Gossypiboma is a preventable condition. Prevention hinges on ensuring that a correct sponge count is made at the beginning and before the abdomen is closed. Sponge count is traditionally carried out manually. It is recommended that the count be made twice: at the beginning and also before closing the wound; the count should be done by at least two people18. Swabs should only be used intra-abdominally if they are “mounted on a stick”17 and only those with radiopaque markers should be used 18. When in doubt intra-operative x-rays may be used to count the gauze if impregnated with radio-opaque material 18. Newer technologies for gauze tracing include electronic article surveillance system which uses tagged surgical sponge that can be detected electronically33, bar codes applied to all sponges and detectable with bar code scanners14 . However, these new technologies are not yet in general use. So far, despite all efforts to prevent gossypiboma, cotton materials are still left behind even when sponge counts have been declared “ correct” because it is a subjective process34.

The best treatment for gossypiboma is surgical exploration. . However, surgical intervention may not always be required. Spontaneous migration can occur, leading to expulsion of the foreign material through the anus during defaecation26, through the cervix and vagina, as noticed in one of our patients or even through the urethra as we have reported above in this study. Percutaneous routes for removal of retained foreign bodies may be used where such bodies are readily accessible, but are not applicable to intra-abdominal foreign bodies. Laparoscopic methods have been used to remove left over gauze7,35.
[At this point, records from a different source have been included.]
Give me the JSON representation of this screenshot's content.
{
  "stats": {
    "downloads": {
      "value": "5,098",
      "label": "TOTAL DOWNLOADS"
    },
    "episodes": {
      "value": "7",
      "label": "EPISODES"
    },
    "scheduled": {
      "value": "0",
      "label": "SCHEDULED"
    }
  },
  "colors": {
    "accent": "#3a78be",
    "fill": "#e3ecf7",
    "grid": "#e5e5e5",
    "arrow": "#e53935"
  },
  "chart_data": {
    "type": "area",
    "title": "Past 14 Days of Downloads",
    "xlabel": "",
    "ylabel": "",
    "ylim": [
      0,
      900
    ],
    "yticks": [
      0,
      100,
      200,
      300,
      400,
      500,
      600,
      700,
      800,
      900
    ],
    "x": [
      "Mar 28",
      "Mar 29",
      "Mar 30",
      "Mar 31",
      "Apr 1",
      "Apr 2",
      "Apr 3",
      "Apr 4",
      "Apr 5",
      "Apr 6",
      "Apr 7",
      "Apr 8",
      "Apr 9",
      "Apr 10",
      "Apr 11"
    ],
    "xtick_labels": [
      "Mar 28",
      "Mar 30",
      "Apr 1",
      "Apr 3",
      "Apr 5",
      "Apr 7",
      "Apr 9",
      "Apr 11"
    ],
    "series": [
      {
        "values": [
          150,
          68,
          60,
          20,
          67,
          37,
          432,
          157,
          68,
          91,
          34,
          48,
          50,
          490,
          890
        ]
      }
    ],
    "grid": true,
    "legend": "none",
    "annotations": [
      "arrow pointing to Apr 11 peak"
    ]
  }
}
The legal implications of gossypiboma are high36 as the condition is associated with morbidity and mortality. Again, gossypiboma may be misdiagnosed as a malignant tumour leading to unnecessary invasive investigations and extirpative surgery which may be disabling 27. Laparotomy in the midst of adhesions,abscesses, intestinal fistulae and intestinal obstruction can lead to morbidities and even death 13. Claims for gossypiboma are therefore liable to succeed, with a dent on the image of the doctor, the medical profession and the hospital where the original surgery was performed36.

Conclusions

Gossypiboma is preventable and occurs most commonly after intra-abdominal surgery but can occur after many other types of surgery. Though both sexes are affected, women are at increased risk especially during obstetric and gynaecological operations. It is associated with high morbidity and mortality as well as provide a good ground for medico-legal litigations.

Footnotes

Competing Interests: The authors have declared that no competing interests exist.